My sneaking suspicion was confirmed when we got to the car and looked up the playwright. Yep, a white man. I don’t think any white man should be writing an entire play pretending to examine Disney’s treatment of women and feminism. And that’s to say nothing of the experiences of women of color.
I needed one more white man’s hot take on this like I needed a hole in the head.
So much is missed that a female playwright would likely have drawn out of the story. Sleeping Beauty is an older woman, which would have been great had the subject of aging been examined at all. The songs about body image miss the mark because, well, they are written by a man who thinks that’s how women think (about food and “big tits”). And why, for the love of God, does the skinny, pretty Cinderella have to be portrayed as stupid? It makes the whole cast look like unwitting participants in internalized misogyny.
The other underlying issue is that the whole thing is mean-spirited. Playwright Dennis Giacino may be bitter from his experience as a former Disney World cast member, but making fun of Disney movies, particularly the older ones, is like shooting fish in a barrel. Disney knows this, which is why modern heroines are like Merida, a crack shot who isn’t ready to get married yet, or Elsa, who sings a much better song about perfectionism (rather than telling us we are all perfect just as we are, it tells us we never needed to be perfect in the first place). The best satire has a level of affection for its target. There is none of that here, merely a smug, undeserved superiority. Giacino doesn’t know what it’s like to want to wear Cinderella’s beautiful dress and still be acknowledged for having a brain in your head, but most women do.

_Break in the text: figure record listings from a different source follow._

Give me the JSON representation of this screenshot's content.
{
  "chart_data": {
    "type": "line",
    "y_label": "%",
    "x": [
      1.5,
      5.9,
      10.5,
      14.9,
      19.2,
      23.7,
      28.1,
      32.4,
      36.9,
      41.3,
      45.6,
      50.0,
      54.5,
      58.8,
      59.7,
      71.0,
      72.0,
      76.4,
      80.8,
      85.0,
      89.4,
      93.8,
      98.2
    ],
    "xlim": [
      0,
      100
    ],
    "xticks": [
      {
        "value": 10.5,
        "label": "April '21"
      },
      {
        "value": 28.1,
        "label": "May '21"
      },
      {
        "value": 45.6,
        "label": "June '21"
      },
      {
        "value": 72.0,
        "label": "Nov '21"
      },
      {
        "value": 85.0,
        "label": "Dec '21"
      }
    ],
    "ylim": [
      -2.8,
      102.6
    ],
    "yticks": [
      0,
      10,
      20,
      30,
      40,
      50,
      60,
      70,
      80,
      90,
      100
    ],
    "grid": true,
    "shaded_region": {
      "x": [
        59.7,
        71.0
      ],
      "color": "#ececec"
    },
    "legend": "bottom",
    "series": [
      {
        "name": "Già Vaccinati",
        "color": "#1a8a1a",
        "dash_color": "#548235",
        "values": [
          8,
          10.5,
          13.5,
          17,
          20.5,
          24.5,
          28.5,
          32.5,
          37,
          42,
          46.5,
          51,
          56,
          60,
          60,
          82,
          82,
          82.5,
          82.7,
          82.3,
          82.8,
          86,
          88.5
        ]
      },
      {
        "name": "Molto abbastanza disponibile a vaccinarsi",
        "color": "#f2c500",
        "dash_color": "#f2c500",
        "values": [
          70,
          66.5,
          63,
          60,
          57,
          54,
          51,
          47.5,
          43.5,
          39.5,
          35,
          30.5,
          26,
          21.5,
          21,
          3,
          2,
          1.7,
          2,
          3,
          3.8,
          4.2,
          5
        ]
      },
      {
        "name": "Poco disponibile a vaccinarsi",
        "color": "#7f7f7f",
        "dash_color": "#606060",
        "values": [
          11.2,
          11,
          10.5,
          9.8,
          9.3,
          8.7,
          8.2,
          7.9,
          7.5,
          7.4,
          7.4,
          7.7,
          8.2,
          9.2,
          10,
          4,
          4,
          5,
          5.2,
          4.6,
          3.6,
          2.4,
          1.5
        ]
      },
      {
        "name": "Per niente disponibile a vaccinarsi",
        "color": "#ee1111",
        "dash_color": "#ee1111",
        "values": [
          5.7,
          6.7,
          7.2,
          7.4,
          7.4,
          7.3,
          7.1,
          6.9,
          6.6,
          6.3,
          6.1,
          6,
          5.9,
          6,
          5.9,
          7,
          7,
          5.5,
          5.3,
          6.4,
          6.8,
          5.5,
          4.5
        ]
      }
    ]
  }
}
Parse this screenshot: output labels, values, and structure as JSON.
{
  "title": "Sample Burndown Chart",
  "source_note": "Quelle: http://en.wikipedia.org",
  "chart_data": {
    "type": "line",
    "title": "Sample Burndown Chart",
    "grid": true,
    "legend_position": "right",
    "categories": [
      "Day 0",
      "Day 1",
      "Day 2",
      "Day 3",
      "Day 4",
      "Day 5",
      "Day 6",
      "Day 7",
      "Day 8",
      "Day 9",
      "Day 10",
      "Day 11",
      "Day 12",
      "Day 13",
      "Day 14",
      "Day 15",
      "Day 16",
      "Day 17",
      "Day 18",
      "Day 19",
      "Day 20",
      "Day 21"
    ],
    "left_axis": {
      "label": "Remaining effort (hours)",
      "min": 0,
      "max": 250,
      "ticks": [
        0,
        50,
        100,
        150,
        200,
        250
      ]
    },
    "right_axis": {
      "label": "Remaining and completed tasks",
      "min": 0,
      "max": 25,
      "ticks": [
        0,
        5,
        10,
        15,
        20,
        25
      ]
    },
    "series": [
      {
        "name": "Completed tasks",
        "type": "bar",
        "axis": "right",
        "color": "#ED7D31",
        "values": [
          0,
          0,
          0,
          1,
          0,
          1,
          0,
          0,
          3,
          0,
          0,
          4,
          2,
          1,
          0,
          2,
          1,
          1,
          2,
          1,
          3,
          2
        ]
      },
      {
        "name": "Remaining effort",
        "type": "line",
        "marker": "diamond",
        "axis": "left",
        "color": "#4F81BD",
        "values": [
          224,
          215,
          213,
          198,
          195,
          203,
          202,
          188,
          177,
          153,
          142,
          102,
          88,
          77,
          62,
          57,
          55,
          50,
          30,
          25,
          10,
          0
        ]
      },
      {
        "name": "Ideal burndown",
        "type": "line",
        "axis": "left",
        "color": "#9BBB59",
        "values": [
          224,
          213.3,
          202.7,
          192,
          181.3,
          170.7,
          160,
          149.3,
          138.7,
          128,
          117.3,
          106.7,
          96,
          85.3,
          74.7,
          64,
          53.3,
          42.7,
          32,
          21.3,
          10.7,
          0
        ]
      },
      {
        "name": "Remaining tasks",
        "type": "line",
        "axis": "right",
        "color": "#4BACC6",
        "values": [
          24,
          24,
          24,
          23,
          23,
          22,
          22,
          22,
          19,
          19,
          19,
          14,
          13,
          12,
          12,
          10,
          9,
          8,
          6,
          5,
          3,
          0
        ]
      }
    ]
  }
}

It’s really a shame, because the cast is talented, and everything is sung well. There are some moments that are genuinely funny. I just wish all the talent had been put to better use.
Be warned that if you do go, this is strictly for adults, not children — even older ones. I had thought upon entering that perhaps I would return with my 12-year-old stepdaughter, but even setting everything else aside, the performance is very adult in nature. It did make for a really interesting discussion afterward with my daughter (age 27), but I don’t know that I would consider that a reason to watch this.